The US economic recovery has been a jigsaw with a missing piece, but if the capital expenditure part of the puzzle is finally slotted into place, it poses opportunities for investors.

Corporate America has allowed cash from record profits to pile up on balance sheets or has handed it back to shareholders in the form of stock buybacks and increased dividends. When companies have tapped ultra-cheap debt financing, that money too has largely flowed back to shareholders.

Capex, meanwhile, has been the poor relation of spending options and has been directed largely at replacing old equipment or replacing jobs with technology.

Standard & Poor’s estimates that capex spending by the S&P 500 companies in the third quarter matched an all-time record of $165bn, but that this included very few big projects such as factories or warehouses. The proportion of cash flows reinvested in capex has averaged just 42 per cent since the recession ended, compared with 48 per cent in the previous economic expansion and considerably higher than that in the last millennium.

Investors who have been dazzled with share buybacks are showing signs of shifting their focus. Anything suggesting that markets will reward capex over cash returns could encourage corporate executives to choose the former and could add to the gathering economic momentum.

Large institutions, including Capital Group and BlackRock, have for a while been publicly urging companies to prioritise investing for the long term. Now it is a theme being taken up in fund managers’ product innovation, which is always a sign of what’s trending.

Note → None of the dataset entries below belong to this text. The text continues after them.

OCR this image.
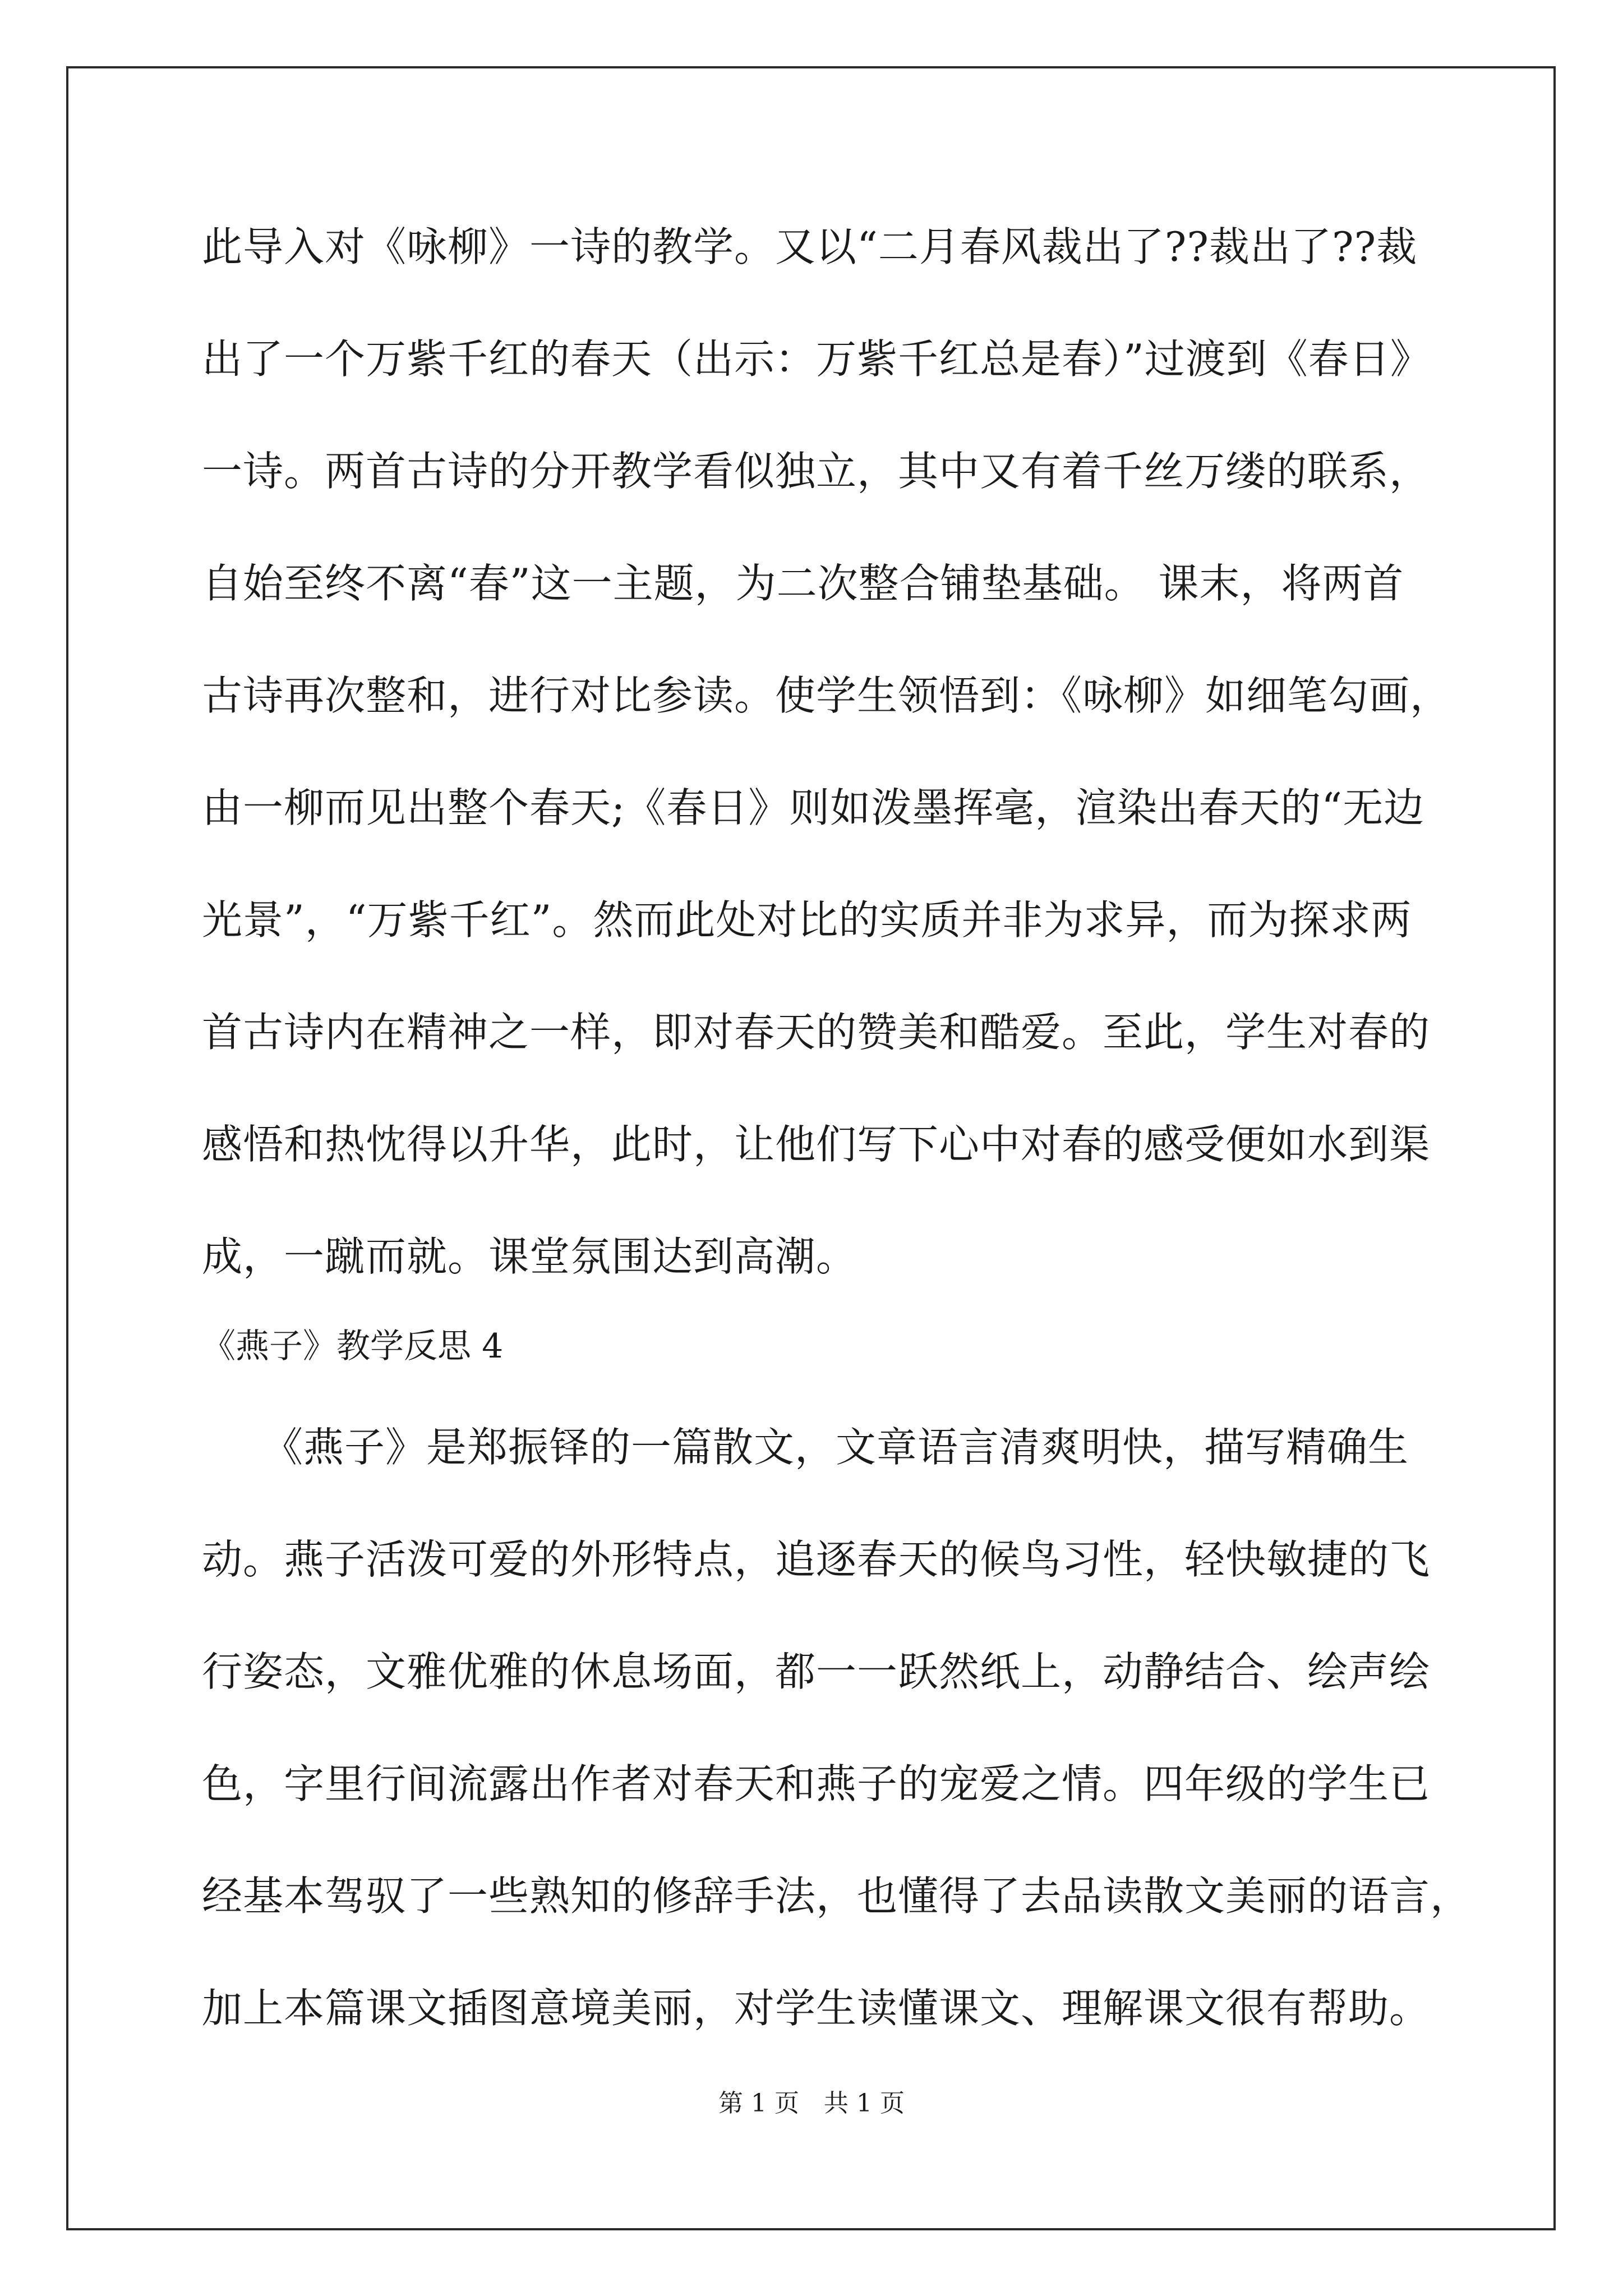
此导入对《咏柳》一诗的教学。又以“二月春风裁出了??裁出了??裁
出了一个万紫千红的春天（出示：万紫千红总是春）”过渡到《春日》
一诗。两首古诗的分开教学看似独立，其中又有着千丝万缕的联系，
自始至终不离“春”这一主题，为二次整合铺垫基础。 课末，将两首
古诗再次整和，进行对比参读。使学生领悟到：《咏柳》如细笔勾画，
由一柳而见出整个春天;《春日》则如泼墨挥毫，渲染出春天的“无边
光景”，“万紫千红”。然而此处对比的实质并非为求异，而为探求两
首古诗内在精神之一样，即对春天的赞美和酷爱。至此，学生对春的
感悟和热忱得以升华，此时，让他们写下心中对春的感受便如水到渠
成，一蹴而就。课堂氛围达到高潮。
《燕子》教学反思 4
《燕子》是郑振铎的一篇散文，文章语言清爽明快，描写精确生
动。燕子活泼可爱的外形特点，追逐春天的候鸟习性，轻快敏捷的飞
行姿态，文雅优雅的休息场面，都一一跃然纸上，动静结合、绘声绘
色，字里行间流露出作者对春天和燕子的宠爱之情。四年级的学生已
经基本驾驭了一些熟知的修辞手法，也懂得了去品读散文美丽的语言，
加上本篇课文插图意境美丽，对学生读懂课文、理解课文很有帮助。
第 1 页　共 1 页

Rather incongruously, Mark Spitznagel, the ultra-bearish hedge fund manager, is raising money to invest in equities. His company, Universa, advised by Nassim Taleb of Black Swan fame, is marketing a fund that will buy into companies it believes are undervalued because they are spending heavily now on capex that will generate future returns not yet factored in by the market.

Mr Spitznagel has not abandoned his belief that markets puffed up on monetary stimulus will slump by 30 per cent or more. According to documents circulated to potential investors, the new fund will use his “black swan” hedges as catastrophe insurance while his stockpicking is based on another area of Austrian school economic theory, the idea of “roundabout production”, which emphasises the time it takes for capital investment to pay off.

$165bn

Estimated capex spending by the S&P 500 companies in the third quarter

He is not alone in tapping capex as an investment theme. At least one exchange traded fund provider is examining the possibility of launching a capex-focused fund.

An intriguing question for investors is whether any reliable link can be made between capital expenditure and share price performance. A preponderance of academic work suggests capex spending may in fact be a lagging economic indicator and that companies that report rising investment subsequently underperform the market. This would hint that, by the time most executives find the courage to make their biggest long-term bets, the business cycle may already be quite aged.

“It is misguided to invest only in companies with heavy capital expenditure,” says Aye Soe, senior director of global research and design at S&P. “The question is a nuanced one of whether the capex is effective, or whether companies have been able to turn it into higher sales.”

Rates of return on capital expenditure will be idiosyncratic, depending on the industry and the kind of spending, notably whether it is automation designed to cut costs or new plant designed to substantially expand the business. However, Ms Soe has designed one potential proxy, aimed at finding companies where capex has led to a surge in revenue: the S&P 500 Capital Efficiency index comprises the 100 companies whose revenue-to-capex ratio has increased the most over the previous three years.

S&P Capital

These capex-efficient companies handily beat the market over five, 10 and 20 years, without being especially concentrated in any one sector, but it is worth noting they gave back a lot, though not all, of their outperformance when the Great Recession hit. If the same pattern were to hold this time around, those who buy in now will need to be quick to sell when the economy turns.

That still looks a way off. And if new indices and new funds give courage to executives already considering long-term capex, then it is likely there will be more strength yet, in the recovery and in the stock market, as the economic jigsaw finally comes together.